My first visit to the therapist this weekend resulted in this bit of wisdom:
All parents find that to be good—really good—at raising a child, some part of them needs to go underground. Some people let their hobbies go, some let their careers go, some let their marriages go. But something needs to give. Just be careful what you sacrifice because the stuff that gets pushed underground may never come back up.
Damn. That was totally worth the $20.
Because for the first three years of Peanut’s life, I thought that I had closed all the doors to my future. Instead of choosing what went subterranean while I made the sacrifice to parent full time, I shovelled everything under. I was not willing to choose a few thing to die so the other bits could thrive. I just jammed it all in a box labeled: Do Not Open until 2011.
But framing the choice I’ve made in terms of pushing a few priorities to the back burner and shoving some effectively off the stove and into the trash is enlightening. I knew I wanted to fill each hole that arose as my family grew less and less needy with bits of me that I had stuffed in that box. But I didn’t (and don’t yet) have a plan for what comes out when. Just bringing dribbles of *everything* whenever there’s a spare moment will not work. I need to make room in the fridge and bring myself back a gallon at a time.

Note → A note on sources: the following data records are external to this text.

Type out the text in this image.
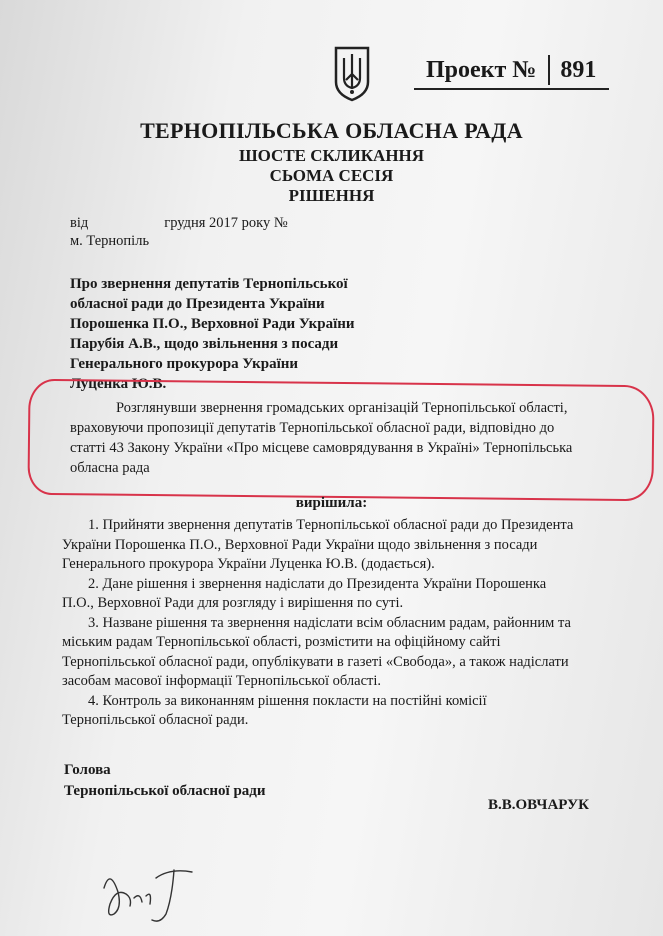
Проект № 891
ТЕРНОПІЛЬСЬКА ОБЛАСНА РАДА
ШОСТЕ СКЛИКАННЯ
СЬОМА СЕСІЯ
РІШЕННЯ
від	грудня 2017 року №
м. Тернопіль
Про звернення депутатів Тернопільської
обласної ради до Президента України
Порошенка П.О., Верховної Ради України
Парубія А.В., щодо звільнення з посади
Генерального прокурора України
Луценка Ю.В.
Розглянувши звернення громадських організацій Тернопільської області,
враховуючи пропозиції депутатів Тернопільської обласної ради, відповідно до
статті 43 Закону України «Про місцеве самоврядування в Україні» Тернопільська
обласна рада
вирішила:
1. Прийняти звернення депутатів Тернопільської обласної ради до Президента
України Порошенка П.О., Верховної Ради України щодо звільнення з посади
Генерального прокурора України Луценка Ю.В. (додається).
2. Дане рішення і звернення надіслати до Президента України Порошенка
П.О., Верховної Ради для розгляду і вирішення по суті.
3. Назване рішення та звернення надіслати всім обласним радам, районним та
міським радам Тернопільської області, розмістити на офіційному сайті
Тернопільської обласної ради, опублікувати в газеті «Свобода», а також надіслати
засобам масової інформації Тернопільської області.
4. Контроль за виконанням рішення покласти на постійні комісії
Тернопільської обласної ради.
Голова
Тернопільської обласної ради
В.В.ОВЧАРУК
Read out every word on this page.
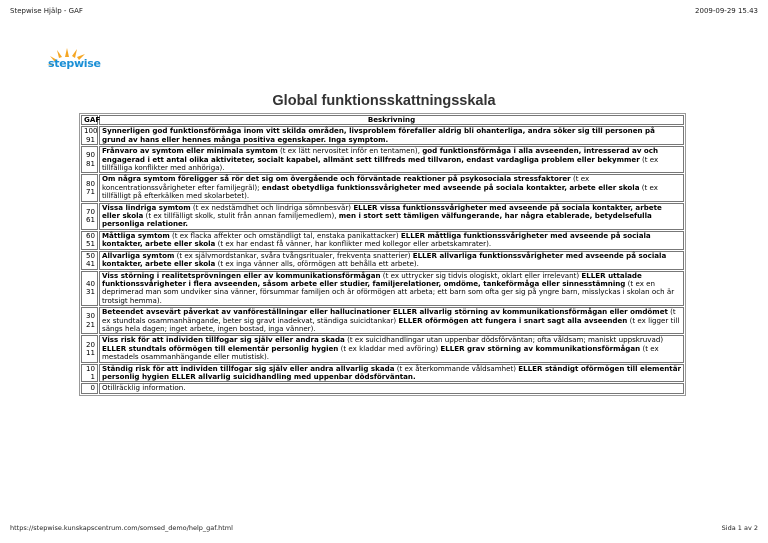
Stepwise Hjälp - GAF	2009-09-29 15.43
stepwise
Global funktionsskattningsskala
GAF	Beskrivning

100
91	Synnerligen god funktionsförmåga inom vitt skilda områden, livsproblem förefaller aldrig bli ohanterliga, andra söker sig till personen på grund av hans eller hennes många positiva egenskaper. Inga symptom.

90
81	Frånvaro av symtom eller minimala symtom (t ex lätt nervositet inför en tentamen), god funktionsförmåga i alla avseenden, intresserad av och engagerad i ett antal olika aktiviteter, socialt kapabel, allmänt sett tillfreds med tillvaron, endast vardagliga problem eller bekymmer (t ex tillfälliga konflikter med anhöriga).

80
71	Om några symtom föreligger så rör det sig om övergående och förväntade reaktioner på psykosociala stressfaktorer (t ex koncentrationssvårigheter efter familjegräl); endast obetydliga funktionssvårigheter med avseende på sociala kontakter, arbete eller skola (t ex tillfälligt på efterkälken med skolarbetet).

70
61	Vissa lindriga symtom (t ex nedstämdhet och lindriga sömnbesvär) ELLER vissa funktionssvårigheter med avseende på sociala kontakter, arbete eller skola (t ex tillfälligt skolk, stulit från annan familjemedlem), men i stort sett tämligen välfungerande, har några etablerade, betydelsefulla personliga relationer.

60
51	Måttliga symtom (t ex flacka affekter och omständligt tal, enstaka panikattacker) ELLER måttliga funktionssvårigheter med avseende på sociala kontakter, arbete eller skola (t ex har endast få vänner, har konflikter med kollegor eller arbetskamrater).

50
41	Allvarliga symtom (t ex självmordstankar, svåra tvångsritualer, frekventa snatterier) ELLER allvarliga funktionssvårigheter med avseende på sociala kontakter, arbete eller skola (t ex inga vänner alls, oförmögen att behålla ett arbete).

40
31	Viss störning i realitetsprövningen eller av kommunikationsförmågan (t ex uttrycker sig tidvis ologiskt, oklart eller irrelevant) ELLER uttalade funktionssvårigheter i flera avseenden, såsom arbete eller studier, familjerelationer, omdöme, tankeförmåga eller sinnesstämning (t ex en deprimerad man som undviker sina vänner, försummar familjen och är oförmögen att arbeta; ett barn som ofta ger sig på yngre barn, misslyckas i skolan och är trotsigt hemma).

30
21	Beteendet avsevärt påverkat av vanföreställningar eller hallucinationer ELLER allvarlig störning av kommunikationsförmågan eller omdömet (t ex stundtals osammanhängande, beter sig gravt inadekvat, ständiga suicidtankar) ELLER oförmögen att fungera i snart sagt alla avseenden (t ex ligger till sängs hela dagen; inget arbete, ingen bostad, inga vänner).

20
11	Viss risk för att individen tillfogar sig själv eller andra skada (t ex suicidhandlingar utan uppenbar dödsförväntan; ofta våldsam; maniskt uppskruvad) ELLER stundtals oförmögen till elementär personlig hygien (t ex kladdar med avföring) ELLER grav störning av kommunikationsförmågan (t ex mestadels osammanhängande eller mutistisk).

10
1	Ständig risk för att individen tillfogar sig själv eller andra allvarlig skada (t ex återkommande våldsamhet) ELLER ständigt oförmögen till elementär personlig hygien ELLER allvarlig suicidhandling med uppenbar dödsförväntan.

0	Otillräcklig information.
https://stepwise.kunskapscentrum.com/somsed_demo/help_gaf.html	Sida 1 av 2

So I’m going to spend the next few weeks thinking about what I’m willing to toss, what I want to keep on hold, and what could slip back into my life, in one gulp not tiny sips, so I’m more of a person than I’ve been for a while.
What are you letting go underground while you do your most important work, and what are you carefully guarding and tending so it won’t get buried as you do your “have to” and “should”s?